Пройдет лет пятьдесят, и откроется, что было скрыто. «Перестройка» – условное слово. Как ее тогда назовут? Революция? Контрреволюция? Гражданская война?.. А что, кровь уже лилась…
Человек – свидетель событий в том случае, если уцелеет, переживет. Участник – не свидетель. Всё-то мы видим и понимаем потом.
Человек, видящий настоящее время, – еще реже, чем человек, прозревающий будущее. Это вам не экстрасенс какой-нибудь.
Это уже Блок или Мандельштам.
Это и есть лирика.
Прозаик – человек, прозевавший настоящее время, впадает от неточности памяти в эпос.
Прозаика, пишущего с точностью лирика, нельзя печатать. Не потому, что запрещено. А потому, что нельзя.
Разве что на Западе. Потому что там – все равно.

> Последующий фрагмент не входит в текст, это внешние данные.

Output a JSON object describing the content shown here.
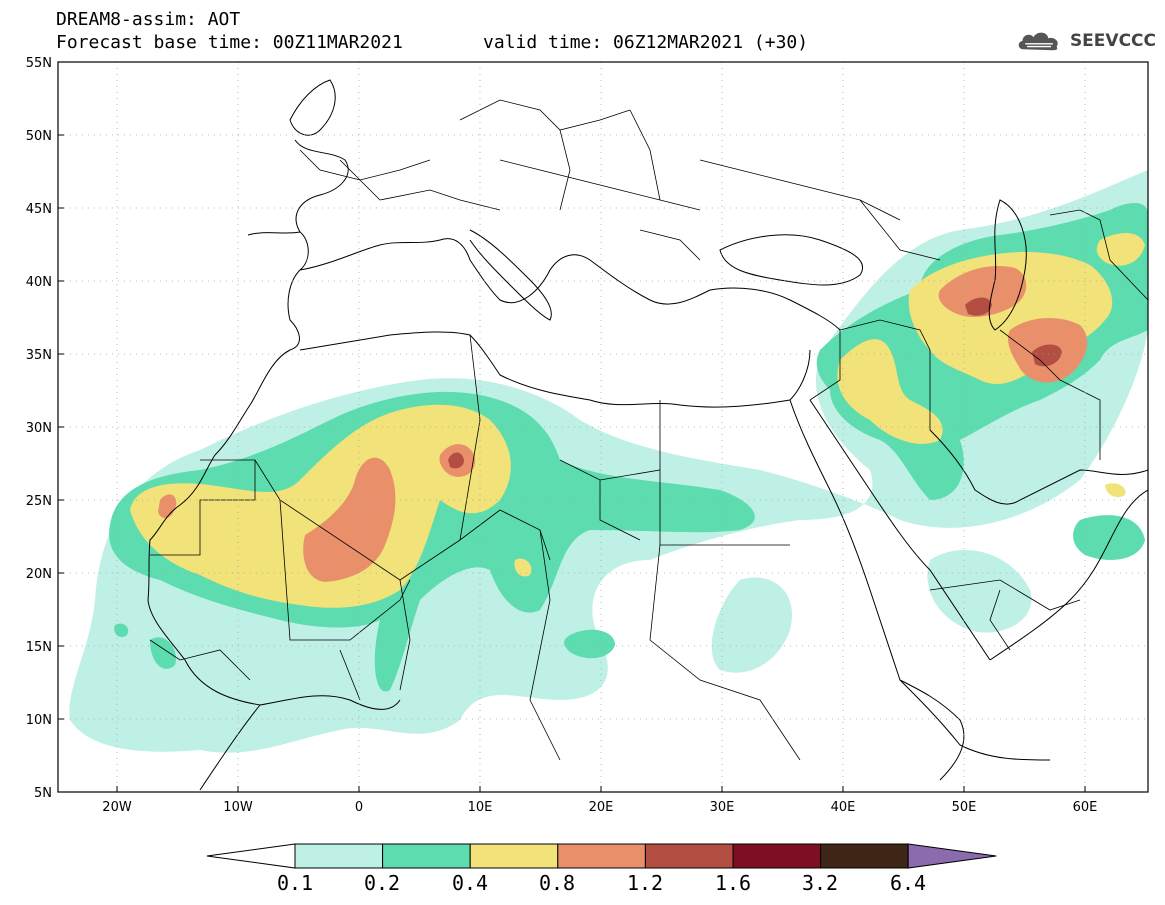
{
  "header": {
    "title": "DREAM8-assim: AOT",
    "base_time": "Forecast base time: 00Z11MAR2021",
    "valid_time": "valid time: 06Z12MAR2021 (+30)"
  },
  "logo": {
    "text": "SEEVCCC",
    "icon": "cloud-icon"
  },
  "map": {
    "lon_range": [
      -25,
      65
    ],
    "lat_range": [
      5,
      55
    ],
    "lat_ticks": [
      "55N",
      "50N",
      "45N",
      "40N",
      "35N",
      "30N",
      "25N",
      "20N",
      "15N",
      "10N",
      "5N"
    ],
    "lon_ticks": [
      "20W",
      "10W",
      "0",
      "10E",
      "20E",
      "30E",
      "40E",
      "50E",
      "60E"
    ],
    "grid": "dotted"
  },
  "colorbar": {
    "levels": [
      "0.1",
      "0.2",
      "0.4",
      "0.8",
      "1.2",
      "1.6",
      "3.2",
      "6.4"
    ],
    "colors": [
      "#bff0e6",
      "#5ddcaf",
      "#f2e27a",
      "#e9906b",
      "#b24f42",
      "#7e0e24",
      "#3e2516",
      "#8b6bab"
    ]
  }
}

Тексты, напечатанные на Западе и у нас, – разные тексты. Даже нецензурованные, буква в букву, – разные. Это вам не Борхес, переписанный Дон Кихотом.
Все еще нельзя печатать «Четвертую прозу», да и Надежду Яковлевну все еще нельзя печатать. Хоть бы их и напечатали по инерции нашей гласности.

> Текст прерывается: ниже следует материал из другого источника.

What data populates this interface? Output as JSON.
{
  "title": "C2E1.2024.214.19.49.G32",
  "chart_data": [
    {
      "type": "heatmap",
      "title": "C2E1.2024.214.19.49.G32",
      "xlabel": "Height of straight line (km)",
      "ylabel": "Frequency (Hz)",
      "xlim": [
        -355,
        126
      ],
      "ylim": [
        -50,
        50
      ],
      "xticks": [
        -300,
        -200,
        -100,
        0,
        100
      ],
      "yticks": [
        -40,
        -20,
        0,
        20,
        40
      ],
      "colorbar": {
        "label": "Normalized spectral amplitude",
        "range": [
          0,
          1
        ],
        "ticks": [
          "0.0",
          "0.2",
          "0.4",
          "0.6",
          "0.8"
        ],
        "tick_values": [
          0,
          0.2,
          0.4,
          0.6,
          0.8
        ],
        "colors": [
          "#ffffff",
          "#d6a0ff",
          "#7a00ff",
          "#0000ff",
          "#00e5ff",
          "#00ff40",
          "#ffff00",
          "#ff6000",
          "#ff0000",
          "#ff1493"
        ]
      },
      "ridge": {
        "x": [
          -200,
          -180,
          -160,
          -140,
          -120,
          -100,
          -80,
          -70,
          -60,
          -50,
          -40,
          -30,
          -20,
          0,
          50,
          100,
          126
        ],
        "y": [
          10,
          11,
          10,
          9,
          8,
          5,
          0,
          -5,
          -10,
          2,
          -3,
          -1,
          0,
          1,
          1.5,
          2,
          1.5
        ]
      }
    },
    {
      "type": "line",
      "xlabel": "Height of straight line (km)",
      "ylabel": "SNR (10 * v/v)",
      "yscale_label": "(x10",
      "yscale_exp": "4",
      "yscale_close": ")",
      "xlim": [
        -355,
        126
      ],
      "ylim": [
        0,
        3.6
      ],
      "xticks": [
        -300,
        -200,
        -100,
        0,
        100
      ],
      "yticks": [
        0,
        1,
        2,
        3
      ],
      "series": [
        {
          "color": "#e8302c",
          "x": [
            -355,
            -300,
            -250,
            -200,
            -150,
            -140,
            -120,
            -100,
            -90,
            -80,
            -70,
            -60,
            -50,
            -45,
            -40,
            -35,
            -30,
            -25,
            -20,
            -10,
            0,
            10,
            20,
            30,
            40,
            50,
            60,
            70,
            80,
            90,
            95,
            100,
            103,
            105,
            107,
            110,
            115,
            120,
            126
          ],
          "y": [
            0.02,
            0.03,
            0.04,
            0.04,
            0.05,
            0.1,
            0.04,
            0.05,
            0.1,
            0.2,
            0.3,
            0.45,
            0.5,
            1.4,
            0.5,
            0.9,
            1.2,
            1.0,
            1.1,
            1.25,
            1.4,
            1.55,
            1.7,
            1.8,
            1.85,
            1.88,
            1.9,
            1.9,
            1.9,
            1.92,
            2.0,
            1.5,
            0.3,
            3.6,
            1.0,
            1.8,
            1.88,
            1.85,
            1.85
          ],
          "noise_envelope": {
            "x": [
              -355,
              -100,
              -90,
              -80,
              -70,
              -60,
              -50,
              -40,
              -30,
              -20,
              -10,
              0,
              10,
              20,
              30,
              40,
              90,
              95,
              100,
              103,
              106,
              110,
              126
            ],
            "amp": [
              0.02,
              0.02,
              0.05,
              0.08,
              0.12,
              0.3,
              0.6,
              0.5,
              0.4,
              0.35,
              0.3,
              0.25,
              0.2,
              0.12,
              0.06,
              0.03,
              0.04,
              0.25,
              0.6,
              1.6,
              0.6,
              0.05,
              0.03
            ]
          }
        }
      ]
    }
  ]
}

Их можно напечатать разве потому, что их нельзя прочесть. Глаз не хватит. Духу так понять, как написано.
«Не сравнивай, живущий несравним…»
Лидию Яковлевну тоже нельзя печатать. Разве «Записки блокадного человека» уже можно?
Особой силой налито ее позднее печатное слово оттого еще, что не было у него теневого предшествия на западной, слишком хорошей бумаге. А сразу – на советской, советскими буквами.
На настоящее – как на смерть, как на солнце – во все глаза не взглянешь. Только дети соревнуются с ним: сколько можно выдержать, не мигая? Ученые – те же дети. Если настоящие, то до старости. Та же беззащитность и жестокость.
Ученый, тыняновская ученица – вот кто была для нас Лидия Яковлевна в начале 60-х, когда мы с ней подружились, двадцатисчемтолетние. Никакая не писательница – это мы были писатели. О чем я с ней говорил, я еще представляю. Что занимает меня теперь, это – о чем она с нами говорила?.. В ее теперешних тогдашних записях я не нахожу рефлексий на наше общение. Либо она щадила нас, после нашего ухода вспоминая то Олейникова, то Ахматову, с кем было о чем поговорить?.. То ли мы еще найдем, впоследствии, ее наблюдения о нас – крайне любопытно… не дай Бог.
Ахматова сердилась на «поэтессу» и настаивала, что – поэт. Так вот, ученый Лидия Яковлевна Гинзбург – «настоящая ученый». Она основоположила экспериментальное литературоведение, в отличие от остального, наукой называемого больше из академической вежливости. Учитель ее строго разделил свои жанры – на науку и романы, ученица – объединила. Может, Тынянов и проверял какие-нибудь из научных гипотез художественным чутьем, но это – другое. В обладании жанрами, в их принципиальном и качественном различии был для него тыняновский блеск, пушкинский шик. Задумав написать о том, что Вяземский осознавал свои «Записные книжки» как жанр, двадцатисчемтолетняя Лидия сама начала писать «Записки». Обретя в этом личный опыт, она проникла в метод Вяземского, о чем и написала свою первую научную работу. Статья была закончена в 1926 году – «Записки» же длятся по сей день.
Может, из той точки в 26-м она с нами и беседовала в 62-м как ровесница? Мы же не знали… Так было легче.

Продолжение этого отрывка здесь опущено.